Americans with “some college (13 -15 years of education)” have an average IQ of 102 (U.S. norms). Americans who graduate college (16+ years of education) have an average IQ of 111. College freshman eventually enter either of these categories so let’s split the difference and assume they have an average IQ of 107 (68 percentile).

Of course reading comprehension and IQ are not identical, but they are so highly correlated that we’d expect college freshman to be around the same percentile on both (for young adults).

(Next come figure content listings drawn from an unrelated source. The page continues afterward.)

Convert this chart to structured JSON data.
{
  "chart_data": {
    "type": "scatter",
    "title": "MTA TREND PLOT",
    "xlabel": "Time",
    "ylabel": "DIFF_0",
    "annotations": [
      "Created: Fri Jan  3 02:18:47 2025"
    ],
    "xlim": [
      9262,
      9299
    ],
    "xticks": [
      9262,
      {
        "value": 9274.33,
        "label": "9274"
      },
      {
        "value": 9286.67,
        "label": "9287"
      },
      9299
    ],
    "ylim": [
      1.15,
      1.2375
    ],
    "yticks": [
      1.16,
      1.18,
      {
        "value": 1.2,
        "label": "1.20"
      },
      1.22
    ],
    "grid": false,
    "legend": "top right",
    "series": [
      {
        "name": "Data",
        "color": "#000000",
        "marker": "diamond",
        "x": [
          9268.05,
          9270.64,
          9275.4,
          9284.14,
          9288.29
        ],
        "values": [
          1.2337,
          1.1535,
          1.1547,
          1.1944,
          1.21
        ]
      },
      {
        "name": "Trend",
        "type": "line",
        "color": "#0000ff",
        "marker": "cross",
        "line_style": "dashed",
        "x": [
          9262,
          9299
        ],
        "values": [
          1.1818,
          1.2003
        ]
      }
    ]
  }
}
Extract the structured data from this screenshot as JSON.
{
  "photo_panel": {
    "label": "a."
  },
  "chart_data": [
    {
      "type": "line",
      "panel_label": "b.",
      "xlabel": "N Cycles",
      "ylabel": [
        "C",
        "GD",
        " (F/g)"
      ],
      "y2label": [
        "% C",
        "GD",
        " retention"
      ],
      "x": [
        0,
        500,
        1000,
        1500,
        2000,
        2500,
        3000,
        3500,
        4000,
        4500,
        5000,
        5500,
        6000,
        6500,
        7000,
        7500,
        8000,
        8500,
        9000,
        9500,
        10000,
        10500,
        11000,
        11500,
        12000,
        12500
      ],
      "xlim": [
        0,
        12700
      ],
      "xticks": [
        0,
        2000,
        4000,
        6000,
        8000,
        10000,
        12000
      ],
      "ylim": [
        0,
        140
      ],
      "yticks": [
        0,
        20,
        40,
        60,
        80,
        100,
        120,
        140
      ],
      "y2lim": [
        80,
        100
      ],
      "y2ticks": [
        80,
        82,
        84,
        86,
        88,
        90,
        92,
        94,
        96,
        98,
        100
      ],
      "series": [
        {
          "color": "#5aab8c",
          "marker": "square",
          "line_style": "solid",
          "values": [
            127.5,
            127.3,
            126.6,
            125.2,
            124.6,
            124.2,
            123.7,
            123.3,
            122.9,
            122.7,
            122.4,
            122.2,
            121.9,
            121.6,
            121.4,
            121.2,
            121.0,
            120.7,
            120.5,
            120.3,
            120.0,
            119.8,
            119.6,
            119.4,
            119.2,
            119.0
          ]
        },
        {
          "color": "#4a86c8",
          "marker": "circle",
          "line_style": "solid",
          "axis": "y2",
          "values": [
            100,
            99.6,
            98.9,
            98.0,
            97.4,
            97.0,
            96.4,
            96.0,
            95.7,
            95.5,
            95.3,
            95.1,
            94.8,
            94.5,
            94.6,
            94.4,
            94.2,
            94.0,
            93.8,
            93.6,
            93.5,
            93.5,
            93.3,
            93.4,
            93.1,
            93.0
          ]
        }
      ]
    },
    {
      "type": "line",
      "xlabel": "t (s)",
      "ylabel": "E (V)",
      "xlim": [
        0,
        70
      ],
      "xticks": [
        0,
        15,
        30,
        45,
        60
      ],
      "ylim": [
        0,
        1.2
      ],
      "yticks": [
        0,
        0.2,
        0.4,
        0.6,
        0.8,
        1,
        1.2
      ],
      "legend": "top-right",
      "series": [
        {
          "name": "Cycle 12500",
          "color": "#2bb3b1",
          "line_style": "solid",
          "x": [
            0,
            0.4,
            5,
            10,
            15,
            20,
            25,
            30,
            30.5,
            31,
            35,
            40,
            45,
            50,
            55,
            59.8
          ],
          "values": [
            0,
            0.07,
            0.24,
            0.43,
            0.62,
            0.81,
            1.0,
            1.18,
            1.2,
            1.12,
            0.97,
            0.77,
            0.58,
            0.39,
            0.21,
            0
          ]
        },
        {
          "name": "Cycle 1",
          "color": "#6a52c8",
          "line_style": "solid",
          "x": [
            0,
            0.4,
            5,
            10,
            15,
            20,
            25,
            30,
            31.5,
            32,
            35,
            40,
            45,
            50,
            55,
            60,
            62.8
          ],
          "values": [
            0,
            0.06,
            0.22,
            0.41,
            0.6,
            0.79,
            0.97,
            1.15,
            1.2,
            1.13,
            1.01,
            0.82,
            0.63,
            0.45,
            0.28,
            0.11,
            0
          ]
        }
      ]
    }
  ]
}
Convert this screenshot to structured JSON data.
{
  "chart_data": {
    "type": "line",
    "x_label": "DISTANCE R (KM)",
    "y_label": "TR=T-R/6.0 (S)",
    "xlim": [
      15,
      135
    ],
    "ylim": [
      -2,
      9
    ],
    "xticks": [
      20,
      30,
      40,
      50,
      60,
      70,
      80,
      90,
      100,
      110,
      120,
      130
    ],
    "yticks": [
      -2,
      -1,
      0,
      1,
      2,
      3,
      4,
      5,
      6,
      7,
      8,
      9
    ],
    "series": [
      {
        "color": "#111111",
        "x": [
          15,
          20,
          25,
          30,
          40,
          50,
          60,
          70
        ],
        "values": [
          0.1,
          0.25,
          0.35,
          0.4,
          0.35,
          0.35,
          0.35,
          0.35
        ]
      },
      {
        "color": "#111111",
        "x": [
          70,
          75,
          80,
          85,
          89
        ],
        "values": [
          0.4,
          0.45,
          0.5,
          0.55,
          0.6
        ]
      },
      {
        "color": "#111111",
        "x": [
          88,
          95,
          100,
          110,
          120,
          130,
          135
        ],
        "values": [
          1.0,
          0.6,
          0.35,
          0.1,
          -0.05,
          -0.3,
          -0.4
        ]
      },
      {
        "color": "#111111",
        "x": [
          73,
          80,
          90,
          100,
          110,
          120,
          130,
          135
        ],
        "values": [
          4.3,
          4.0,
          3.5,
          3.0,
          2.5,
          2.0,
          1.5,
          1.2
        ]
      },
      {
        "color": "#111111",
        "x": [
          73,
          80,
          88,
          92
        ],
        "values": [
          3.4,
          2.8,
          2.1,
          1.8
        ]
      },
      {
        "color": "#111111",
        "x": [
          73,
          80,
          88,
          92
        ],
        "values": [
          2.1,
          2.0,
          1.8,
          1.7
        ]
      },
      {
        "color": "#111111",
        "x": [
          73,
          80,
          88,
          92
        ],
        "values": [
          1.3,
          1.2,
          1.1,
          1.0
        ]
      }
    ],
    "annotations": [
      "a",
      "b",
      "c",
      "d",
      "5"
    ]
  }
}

If average college freshman reading skill is at the 68th percentile for young adults, what percentile is it at for 13-year-olds? I don’t have data on reading comprehension per se, but using vocabulary as a proxy, the WAIS-R and WISC-R manuals show that a vocabulary score that would put you between the 63rd to 75th percentile among 18 to 19-year-olds, would put you at the 95th to 98th percentile among 13-year-olds. So we might guess that the reader had a reading IQ of 128.

The reader also wrote:

The mean of my scores on Paul Cooijmans’ tests is 131. The median is, I believe, identical. My highest score is 148 and my lowest is 118 (excluding one spatial test on which my raw score was 0).

A raw score of 0 on Cooijman’s spatial test probably equates to an IQ of 103 or less.

The reader states:


My US Mensa ‘pretest’ score was 120. This was the first I.Q. test that I took as an adult. My [redacted by pp, 2021-04-14] score was 130 (137 verbal, 118 performance). I won’t mention any other online tests because they probably aren’t even remotely credible.

I redacted the name of one of the test’s he took because in my opinion, that test gives people too much exposure to the type of content on professional tests, and thus could compromise them.

So it looks like on credible tests, his scores range from 103 or less, all the way up to 148. Assuming his highest and lowest score were on tests that correlate about 0.7 (typical correlation between different IQ tests), 128 is what his real IQ is likely to be. Perhaps lower, since his lowest score suffered from floor bumping, but not much lower since his lowest score was an outlier.